The Implications of low Inflation

04.10.19 Publication:

We are living in a world of seemingly permanently low inflation. It is quite a contrast, at
least for Europe and North America, to the world of the 1970s, 1980s and even 1990s. But it
means that the rest of the developed world is converging on the Japanese experience.

When the European Central Bank and the Federal Reserve Board began their massive
monetary expansions after the 2008 Lehman Shock, many critics, including many
Republicans now closely associated with the Trump administration, warned of the risk of
inflation. Yet now, a decade later, as both central banks find themselves forced to cut
interest rates (in the Fed’s case) and to re-start quantitative easing (at the ECB) no one is
worrying about inflation. In fact, President Trump himself is complaining that the Fed is
proving too slow to resume credit expansion, not too fast.

Low inflation is good for business: price stability brings greater certainty, making planning
easier. But, as the Japanese experience over the past 20 years shows, it can also bring
problems. And it can reflect policy mistakes too, both by governments themselves and by
the business organisations that seek to influence them.

We need first to reflect upon why inflation is so low, even at times of high employment or,
in Japan’s case, labour shortage. For many years, the aftermath of the financial crash could
be blamed for making businesses risk-averse hoarders of cash. That remains somewhat valid
in Europe and America but is now a poor explanation in Japan.

Two better explanations are demography and technology. Ageing populations, which are
now declining in Japan and some European countries too, have tended to depress consumer
demand as more people retire, a trend boosted in cases like Japan and Italy where the birth
rate has fallen low. Digital technology has lowered costs radically in many industries and
artificial intelligence promises to accelerate that process even further.

As we can be pretty sure our societies will carry on ageing for many decades and as the
advance of technology looks set to be rapid, these conditions of low inflation do look likely
to remain. But we can see also that in Japan government policy in the labour market,
encouraged by corporate advice and lobbying, has also contributed to this disinflationary,
even deflationary process. That is also where the chance exists to deal with some of the
associated problems.

The development of the dual labour market, divided between regular and non-regular
employees, has contributed greatly in Japan to the low level of wages and so to the
weakness of household demand. So too, as low wage levels became entrenched, did the
absence of any effective minimum wage: compared with minimum wage levels in Europe
and even in some parts of the United States, Japan’s minimum wage is remarkably low.

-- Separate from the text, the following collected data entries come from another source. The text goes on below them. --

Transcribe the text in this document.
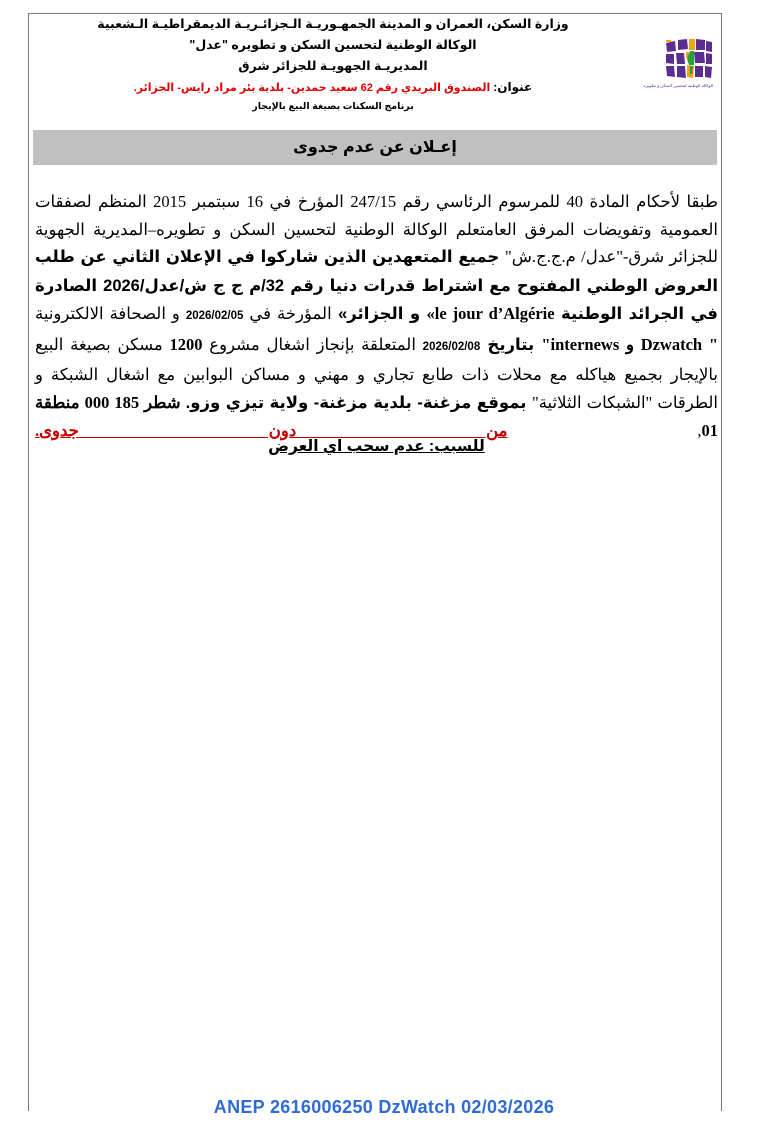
وزارة السكن، العمران و المدينة الجمهـوريـة الـجزائـريـة الديمقراطيـة الـشعبية
الوكالة الوطنية لتحسين السكن و تطويره "عدل"
المديريـة الجهويـة للجزائر شرق
عنوان: الصندوق البريدي رقم 62 سعيد حمدين- بلدية بئر مراد رايس- الجزائر.
برنامج السكنات بصيغة البيع بالإيجار
الوكالة الوطنية لتحسين السكن و تطويره
إعـلان عن عدم جدوى

طبقا لأحكام المادة 40 للمرسوم الرئاسي رقم 247/15 المؤرخ في 16 سبتمبر 2015 المنظم لصفقات العمومية وتفويضات المرفق العامتعلم الوكالة الوطنية لتحسين السكن و تطويره–المديرية الجهوية للجزائر شرق-"عدل/ م.ج.ج.ش" جميع المتعهدين الذين شاركوا في الإعلان الثاني عن طلب العروض الوطني المفتوح مع اشتراط قدرات دنيا رقم 32/م ج ج ش/عدل/2026 الصادرة في الجرائد الوطنية «le jour d’Algérie و الجزائر» المؤرخة في 2026/02/05 و الصحافة الالكترونية "internews و Dzwatch " بتاريخ 2026/02/08 المتعلقة بإنجاز اشغال مشروع 1200 مسكن بصيغة البيع بالإيجار بجميع هياكله مع محلات ذات طابع تجاري و مهني و مساكن البوابين مع اشغال الشبكة و الطرقات "الشبكات الثلاثية" بموقع مزغنة- بلدية مزغنة- ولاية تيزي وزو. شطر 185 000 منطقة 01, من دون جدوى.

للسبب: عدم سحب اي العرض
ANEP 2616006250 DzWatch 02/03/2026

Power has shifted in all of our countries away from labour and towards capital, in other
words towards corporate profits and away from wages. That is a trend that can be viewed
neutrally, as simply an outcome of market forces. But it has consequences, especially at a
time when societies are ageing and technological progress is rapid. The main consequence is
that household demand growth becomes permanently weakened, which in turn means that
the market for consumer products becomes depressed.

That is what the Japanese experience shows. This weak household demand can also be seen
in several European countries, including Italy and Germany. Government intervention
cannot counter this trend completely, but it should be possible to reinforce the power of
labour and to help support wages in various ways.

Japan’s biggest mistake, in my view, has been to try to do this simply by calling for
companies to raise wages rather than by intervening directly in labour markets. As I have
written before in this column, with full employment and labour scarcity, a substantial
increase in the minimum wage would be one effective method. Another would be to restrict
the use of non-regular, short-term contracts for employees much more strictly than has yet
been attempted. Part-time work is popular among retired people and many married
women, so it would be wrong to restrict that. But intervention could boost regular
employment quite effectively.

Similar methods are going to be needed in the United States and Western Europe if low
inflation is not to become synonymous with low, slow economic growth. Central banks
cannot solve every problem. Public spending can help, but worries about public debts put
some limit on that too. Direct intervention in labour markets needs to be used as a strong,
supplementary tool. And if it boosts demand, this will end up being good for business, too.